Enoch shrugged. “Who knows? How does anyone know, while he’s trying to live through it, whether the days of his life are the stuff of great stories and tales that will be told throughout all time?”
Ben worked quietly, thinking about what Enoch had said, until Enoch sat back on his haunches and laughed. “And how about you, little one?” He reached to the side and picked up a small green frog. “Do you think we’re living in days that will become legend? And where did you come from, anyway?”

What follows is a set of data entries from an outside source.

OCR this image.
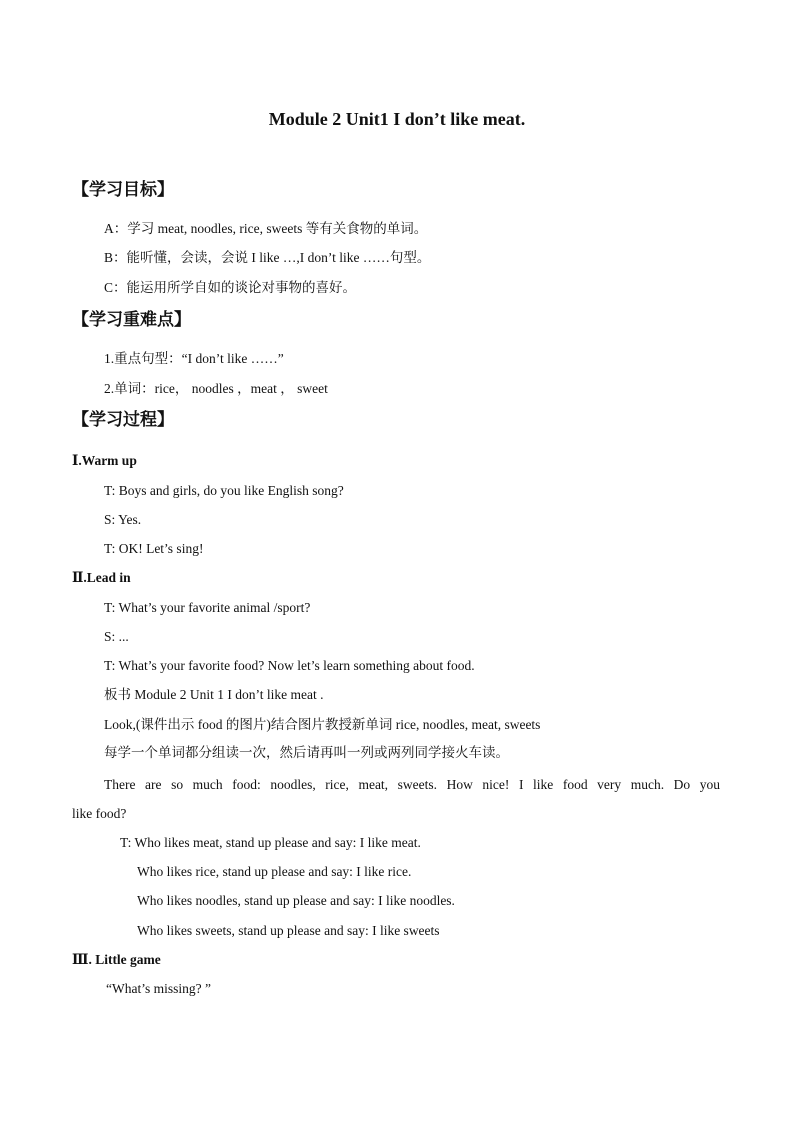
Module 2 Unit1 I don’t like meat.
【学习目标】
A：学习 meat, noodles, rice, sweets 等有关食物的单词。
B：能听懂，会读，会说 I like …,I don’t like ……句型。
C：能运用所学自如的谈论对事物的喜好。
【学习重难点】
1.重点句型：“I don’t like ……”
2.单词：rice， noodles ，meat ， sweet
【学习过程】
Ⅰ.Warm up
T: Boys and girls, do you like English song?
S: Yes.
T: OK! Let’s sing!
Ⅱ.Lead in
T: What’s your favorite animal /sport?
S: ...
T: What’s your favorite food? Now let’s learn something about food.
板书 Module 2 Unit 1 I don’t like meat .
Look,(课件出示 food 的图片)结合图片教授新单词 rice, noodles, meat, sweets
每学一个单词都分组读一次，然后请再叫一列或两列同学接火车读。
There are so much food: noodles, rice, meat, sweets. How nice! I like food very much. Do you
like food?
T: Who likes meat, stand up please and say: I like meat.
Who likes rice, stand up please and say: I like rice.
Who likes noodles, stand up please and say: I like noodles.
Who likes sweets, stand up please and say: I like sweets
Ⅲ. Little game
“What’s missing? ”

Ben pointed with his scrub brush toward the courtyard wall. “He came with his friends.” Two more frogs sat in the shade of a potted palm, one of them squatting on the foot of the statue of the frog god, Heket, in its little garden shrine.
“So he did,” Enoch said. “It is odd, though. I haven’t seen frogs in the —”
Suddenly there was a shriek from somewhere across the courtyard, and Ben and Enoch both jumped to their feet. Enoch tossed the frog into his bucket of water as they raced toward the sound.
The shriek sounded again, and now the boys could tell that it was coming from the kitchen. Enoch made it to the doorway first. Ben, right at his heels, burst into the kitchen and saw that Naomi, the Hebrew cook, was standing on a stool. Her flour-covered hands were over her mouth. She pointed toward her worktable. “Get them! Quickly! Please! I have no idea how they got in there!”
Enoch and Ben rushed to the worktable and peered into a huge bowl full of batter.
A half-dozen small grayish tree frogs slogged through the heavy batter or stumbled across its surface, their feet and legs so coated that they could barely move.
“Quickly! Get them out of here!” Naomi insisted shrilly.
But Enoch just glanced up at her, then looked at Ben, one eyebrow raised. “Well, I’d heard Moses had something else up his sleeve. I think we just discovered what it is.”